Michael E. Bratman develops a planning theory of intention. Intentions are treated as elements of partial plans of action. These plans play basic roles in practical reasoning, roles that support the organization of our activities over time and socially. Bratman explores the impact of this approach on a wide range of issues, including the relation between intention and intentional action, and the distinction between intended and expected effects of what one intends.
Bratman explores intention, a topic previously studied by Anscombe, Davidson, and others.
Unlike them, he begins his investigation with "future-directed intention", rather than "present-directed" intentional action.

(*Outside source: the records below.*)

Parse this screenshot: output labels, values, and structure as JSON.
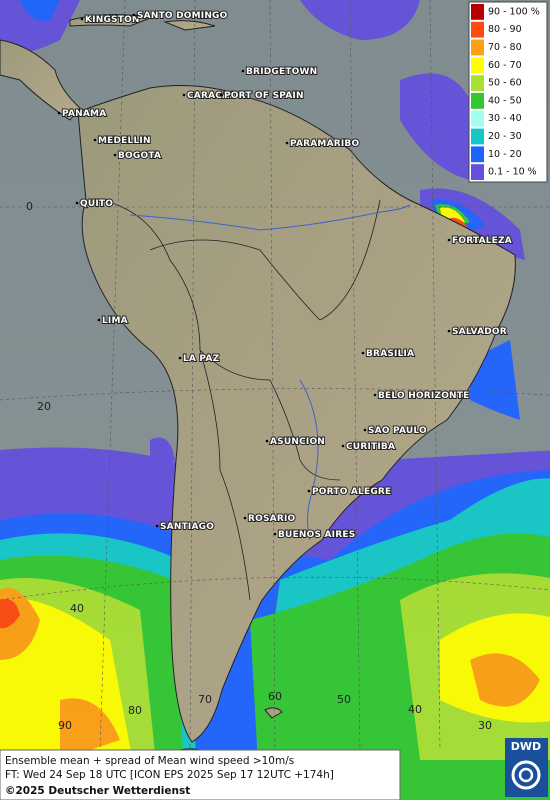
{
  "legend": {
    "items": [
      {
        "label": "90 - 100 %",
        "color": "#b40000"
      },
      {
        "label": "80 - 90",
        "color": "#ff4a10"
      },
      {
        "label": "70 - 80",
        "color": "#ffa014"
      },
      {
        "label": "60 - 70",
        "color": "#ffff00"
      },
      {
        "label": "50 - 60",
        "color": "#a8e032"
      },
      {
        "label": "40 - 50",
        "color": "#32c832"
      },
      {
        "label": "30 - 40",
        "color": "#a0fff0"
      },
      {
        "label": "20 - 30",
        "color": "#14c8c8"
      },
      {
        "label": "10 - 20",
        "color": "#1e64ff"
      },
      {
        "label": "0.1 - 10 %",
        "color": "#6450dc"
      }
    ]
  },
  "cities": [
    "KINGSTON",
    "SANTO DOMINGO",
    "BRIDGETOWN",
    "CARACAS",
    "PORT OF SPAIN",
    "PANAMA",
    "MEDELLIN",
    "BOGOTA",
    "PARAMARIBO",
    "QUITO",
    "FORTALEZA",
    "LIMA",
    "SALVADOR",
    "LA PAZ",
    "BRASILIA",
    "BELO HORIZONTE",
    "SAO PAULO",
    "ASUNCION",
    "CURITIBA",
    "PORTO ALEGRE",
    "ROSARIO",
    "SANTIAGO",
    "BUENOS AIRES"
  ],
  "grid_labels": [
    "0",
    "20",
    "40",
    "60",
    "50",
    "40",
    "30",
    "90",
    "80",
    "70"
  ],
  "footer": {
    "description": "Ensemble mean + spread of Mean wind speed >10m/s",
    "forecast_time": "FT: Wed 24 Sep 18 UTC [ICON EPS 2025 Sep 17 12UTC +174h]",
    "copyright": "©2025 Deutscher Wetterdienst"
  },
  "logo": "DWD"
}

For Bratman, intentions cannot be reduced to belief and desire; they are a specific, third kind of "elementary" mental state. They are best understood in the context of planning; thus, it is only once we have a basic theory of their role in planning that we should seek to investigate the notion of "doing something intentionally".
For Bratman, intentions enable us to develop reasonings over time, with prior intentions serving as inputs and guides in our further reasoning. For instance, they form "partial plans" that will later be fleshed out. This leads to puzzling questions about the revocability of intentions (one must be able to change one's intention after forming it; but if all intentions had to be be re-examined before acting on them, there would be no point to them!), about what exactly it is that we intend (do we also intend all the expected consequences of an intended action?), about when it is rational to intend something (when is our reconsideration of an intention rational or not rational, and is that the same as asking whether the intention itself is rational?).
The style is precise but not excessively technical. The chapters are for the most part intriguing and stimulating. Not all examples are very inspired: the US presidential debate between Reagan and Mondale over the "star wars" initiative, was, I am sure, very engaging in 1987; not so much nowadays. Nonetheless, Bratman proposes convincing answers to the questions he tackles, and it seems a bit unfair to criticize him for not foreseeing that his book would remain an indispensable after 30 years later.
If I had to formulate one objection to Bratman's treatment of intention, it would be that it has too much of a "cognitive" flavor, in contrast to a "statistical" or "dynamical" flavor (as well as to Anscombe's "behaviorist" flavor). That is, Bratman takes a logical or symbolic approach even though, sometimes, the phenomena being considered seem more suited to explanations in terms of quantities and magnitudes rather than pure dichotomies.